Either out of desperation or frustration, the girl – who had just turned 16 – helped him on the next attempt. At this point in his story, Jasper got a little dreamy eyed and started to stutter a little. The girl, apparently, was very pretty and had a nice shape and was pushed right up against him – which was probably as close to someone of the opposite sex as he had ever gotten. Humpty asked him how it felt to have a pair of nice young tits pushed up against him and what she smelled like.

Jasper smiled, shifted uncomfortably on his stool, turned a little red in the face, and took another drink from his Shirley Temple to finish his story.

The door finally gave way enough for Jasper to get inside; before he did, though, he turned to the girl, making sure to look her in the face and not in her heaving jail bait breasts, and told her to go call the fire department. He told her to dial 911. And then, after taking a deep breath, Jasper, fire arm pulled, announced himself again, and pushed his way into the room. The bed was indeed empty,but it had been laid on recently. There were two empty fifths of rum, and a pile of little blue pills on the night stand. There was a funny smell and a muffled buzzing sound; but upon first glance, the room appeared empty. Jasper heard the fire truck sirens coming, and he was unsure of what to tell them when they arrived; he didn't want to look like fool for calling them out for an locked and empty room. And then he thought of the door, and how it was blocked and how there was no furniture in the middle of the room. Then he turned around.

The woman herself had been blocking the door; not a small woman, she had fallen and blocked the door, presumably after drinking too much and taking too many of her prescription pain killers. And there she was, jammed between the door and the wall. She was naked with a self-massager, the kind you can buy in most drug stores, stuck up in her. Her head was bleeding – probably from being banged when Jasper and the woman's daughter pushed the door open.

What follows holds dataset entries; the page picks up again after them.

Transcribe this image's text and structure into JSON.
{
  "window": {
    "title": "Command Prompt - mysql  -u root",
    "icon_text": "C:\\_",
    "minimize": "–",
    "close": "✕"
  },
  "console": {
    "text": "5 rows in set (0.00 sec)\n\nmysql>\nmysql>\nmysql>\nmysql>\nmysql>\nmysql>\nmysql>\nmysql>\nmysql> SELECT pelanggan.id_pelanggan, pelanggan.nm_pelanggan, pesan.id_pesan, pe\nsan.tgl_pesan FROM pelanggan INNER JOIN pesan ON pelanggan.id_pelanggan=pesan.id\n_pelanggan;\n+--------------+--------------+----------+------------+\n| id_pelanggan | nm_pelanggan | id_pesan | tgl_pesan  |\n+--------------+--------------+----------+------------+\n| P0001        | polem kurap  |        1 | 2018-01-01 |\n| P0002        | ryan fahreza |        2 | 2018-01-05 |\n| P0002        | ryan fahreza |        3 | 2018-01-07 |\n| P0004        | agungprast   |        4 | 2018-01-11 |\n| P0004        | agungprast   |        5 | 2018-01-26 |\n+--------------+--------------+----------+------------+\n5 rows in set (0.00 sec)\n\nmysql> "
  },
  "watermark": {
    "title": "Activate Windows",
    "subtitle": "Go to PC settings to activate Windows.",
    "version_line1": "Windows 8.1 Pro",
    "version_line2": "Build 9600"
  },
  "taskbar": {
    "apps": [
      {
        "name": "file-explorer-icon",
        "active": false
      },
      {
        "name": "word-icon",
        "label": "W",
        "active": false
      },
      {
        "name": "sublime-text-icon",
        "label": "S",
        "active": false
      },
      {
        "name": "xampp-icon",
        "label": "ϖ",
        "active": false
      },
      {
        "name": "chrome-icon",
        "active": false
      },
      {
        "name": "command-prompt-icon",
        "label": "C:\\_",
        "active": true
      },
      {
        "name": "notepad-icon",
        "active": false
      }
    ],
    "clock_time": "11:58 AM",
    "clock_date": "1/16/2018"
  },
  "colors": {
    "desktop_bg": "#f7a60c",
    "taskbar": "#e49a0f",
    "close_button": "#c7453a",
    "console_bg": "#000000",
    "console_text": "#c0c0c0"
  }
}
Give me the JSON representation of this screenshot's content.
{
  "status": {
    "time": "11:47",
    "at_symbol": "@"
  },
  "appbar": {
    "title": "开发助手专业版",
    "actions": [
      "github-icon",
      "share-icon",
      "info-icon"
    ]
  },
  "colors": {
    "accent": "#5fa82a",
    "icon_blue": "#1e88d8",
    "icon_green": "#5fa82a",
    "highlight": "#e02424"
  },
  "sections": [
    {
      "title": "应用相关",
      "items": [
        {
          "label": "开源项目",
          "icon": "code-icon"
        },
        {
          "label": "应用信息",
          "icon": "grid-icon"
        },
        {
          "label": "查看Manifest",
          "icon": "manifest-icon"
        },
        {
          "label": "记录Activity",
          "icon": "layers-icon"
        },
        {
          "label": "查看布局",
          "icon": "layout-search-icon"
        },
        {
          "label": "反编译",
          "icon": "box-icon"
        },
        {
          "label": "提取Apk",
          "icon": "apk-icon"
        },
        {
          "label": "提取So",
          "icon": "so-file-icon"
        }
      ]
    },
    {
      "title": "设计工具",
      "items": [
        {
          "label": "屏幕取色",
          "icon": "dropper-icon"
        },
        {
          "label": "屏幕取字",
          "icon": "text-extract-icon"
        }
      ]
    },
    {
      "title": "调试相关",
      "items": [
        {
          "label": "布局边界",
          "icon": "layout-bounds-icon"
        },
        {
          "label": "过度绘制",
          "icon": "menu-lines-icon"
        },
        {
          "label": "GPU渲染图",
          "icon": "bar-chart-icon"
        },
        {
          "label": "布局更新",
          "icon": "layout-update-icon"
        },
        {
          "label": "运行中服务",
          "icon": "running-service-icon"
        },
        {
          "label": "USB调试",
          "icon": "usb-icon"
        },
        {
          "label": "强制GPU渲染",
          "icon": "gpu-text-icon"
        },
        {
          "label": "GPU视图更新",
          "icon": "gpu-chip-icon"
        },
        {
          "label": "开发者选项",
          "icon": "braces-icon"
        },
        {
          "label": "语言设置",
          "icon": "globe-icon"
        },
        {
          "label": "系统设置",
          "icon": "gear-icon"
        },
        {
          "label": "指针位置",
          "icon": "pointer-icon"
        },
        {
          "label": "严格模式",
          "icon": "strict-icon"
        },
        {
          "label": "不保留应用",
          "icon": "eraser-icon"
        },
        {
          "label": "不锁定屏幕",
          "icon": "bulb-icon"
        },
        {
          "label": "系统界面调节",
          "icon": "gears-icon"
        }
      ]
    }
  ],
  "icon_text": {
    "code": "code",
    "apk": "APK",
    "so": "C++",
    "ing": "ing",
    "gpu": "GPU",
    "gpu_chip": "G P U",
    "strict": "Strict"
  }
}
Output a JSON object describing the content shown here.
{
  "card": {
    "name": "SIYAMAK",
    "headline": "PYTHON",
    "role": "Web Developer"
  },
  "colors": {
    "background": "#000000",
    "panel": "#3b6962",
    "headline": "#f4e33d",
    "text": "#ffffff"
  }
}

When the emergency crew arrived, they walked into find Jasper staring at the woman's naked body, his fire arm drawn. After they finally turned off the massager and removed it – the EMTs drew straws and the short straw lost – they attempted CPR. But it was no use.

At first, it was supposed that the head trauma had killed her; it was later discovered that she had been dead before she hit the floor. Apparently, the woman suffered from depression and chronic pain, and had decided to end her own life; but sometime between downing the pills with rum – her drink of choice – and dying, she decided that she wanted to go out smiling, which explained the clearly unorthodox use of the massager. At that point, the coroner could only theorize, and he supposed that maybe after achieving a mechanical climax, the poor woman decided she had something to live for after all, and she left the bed in an attempt to call for help; but, sadly, it had been too late.

“So what did you think, Jasper?” Humpty asked with a smile that showed all five of his teeth. “You ever see a woman like that before? Huh?” The men laughed and guffawed and shook their heads. They all knew the woman, each in their turn. And while she would not be missed, her death was considered a tragic inconvenience.

“So what DID you think, Jasper?” Tommy spoke up. Everyone had supposed – correctly – that the closest he had ever come to a naked woman was in a late night movie or one of those magazines they sell behind the counter at the corner gas station. Jasper took a drink of his Shirley Temple and smiled, his eyes wide and empty.

His pronouncement was met with laughter and fresh drinks all around. “Big titties,” he said.